The Finance Ministers of Japan and South Korea will reportedly hold a bilateral meeting early next month for the first time in seven years. At this meeting later, the finance prime ministers of Japan and South Korea will mark closer cooperation covering economic policies that have been hampered by diplomatic conflicts.
South Korean Finance Minister Choo Kyung-ho told reporters that during his visit to the United States, he had agreed to meet with Shunichi Suzuki, Japan’s Minister of Finance, according to reports from a media group.
The meeting will be held on the sidelines of the Asian Development Bank (ADB) annual meeting to be held in Incheon, South Korea on May 2-5, but other details have yet to be decided, said Choo.
Choo said that this was important as it would be the first step to reviving regular bilateral meetings.

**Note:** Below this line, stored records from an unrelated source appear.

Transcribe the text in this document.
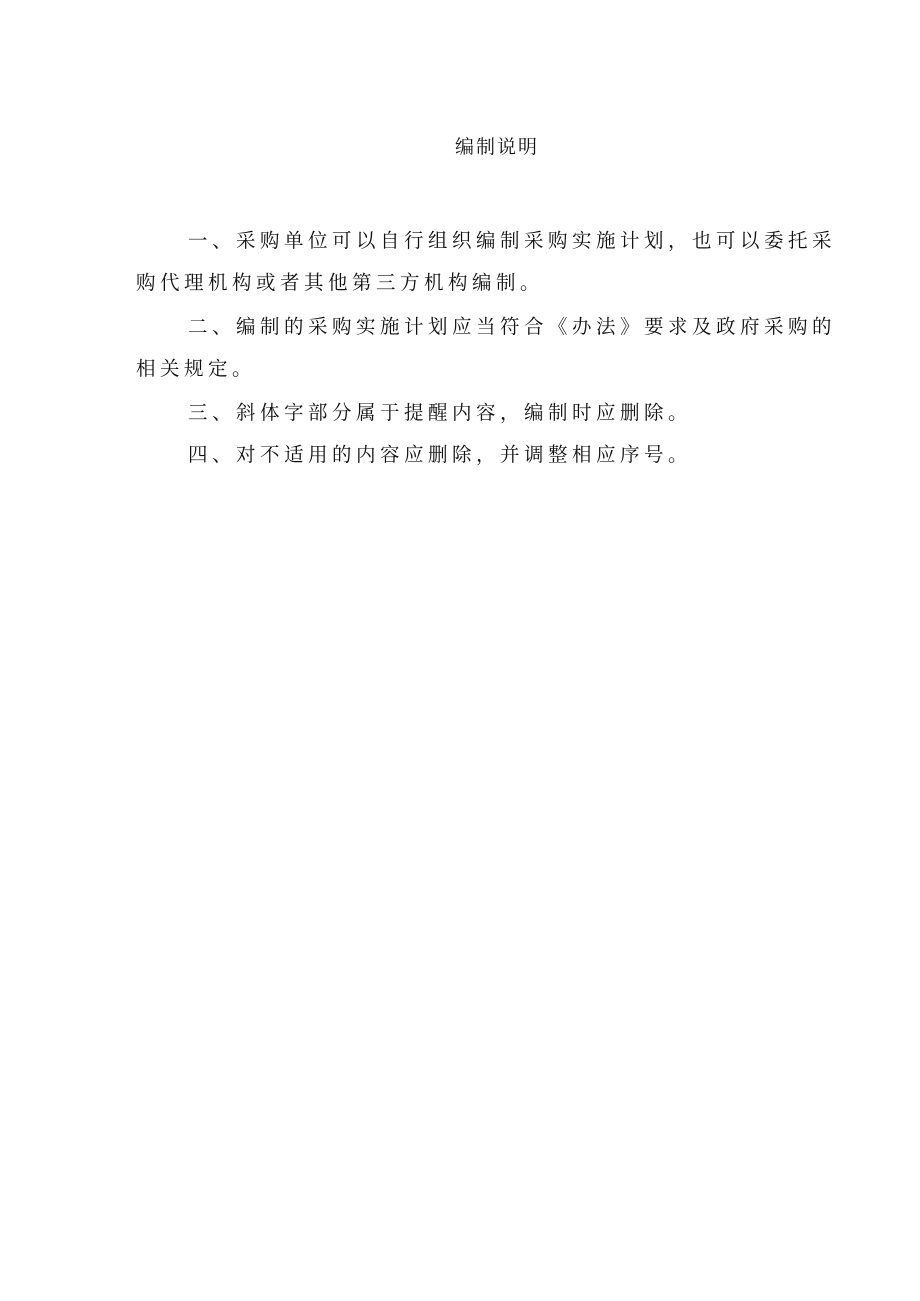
编制说明

一、采购单位可以自行组织编制采购实施计划，也可以委托采购代理机构或者其他第三方机构编制。

二、编制的采购实施计划应当符合《办法》要求及政府采购的相关规定。

三、斜体字部分属于提醒内容，编制时应删除。

四、对不适用的内容应删除，并调整相应序号。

The regular annual meeting between Japan’s and South Korea’s finance ministers was suspended in 2016 over disagreements over their wartime history.
Last month at a meeting between South Korea’s Yoon Suk Yeol and Japan’s Fumio Kishida, the two neighbors vowed to put aside their difficult history together and work together to tackle regional security challenges.
Financial markets will also likely be watching whether finance ministers will discuss the continuation of the bilateral currency exchange arrangement that had served as a barrier against a potential currency crisis but ended in February 2015.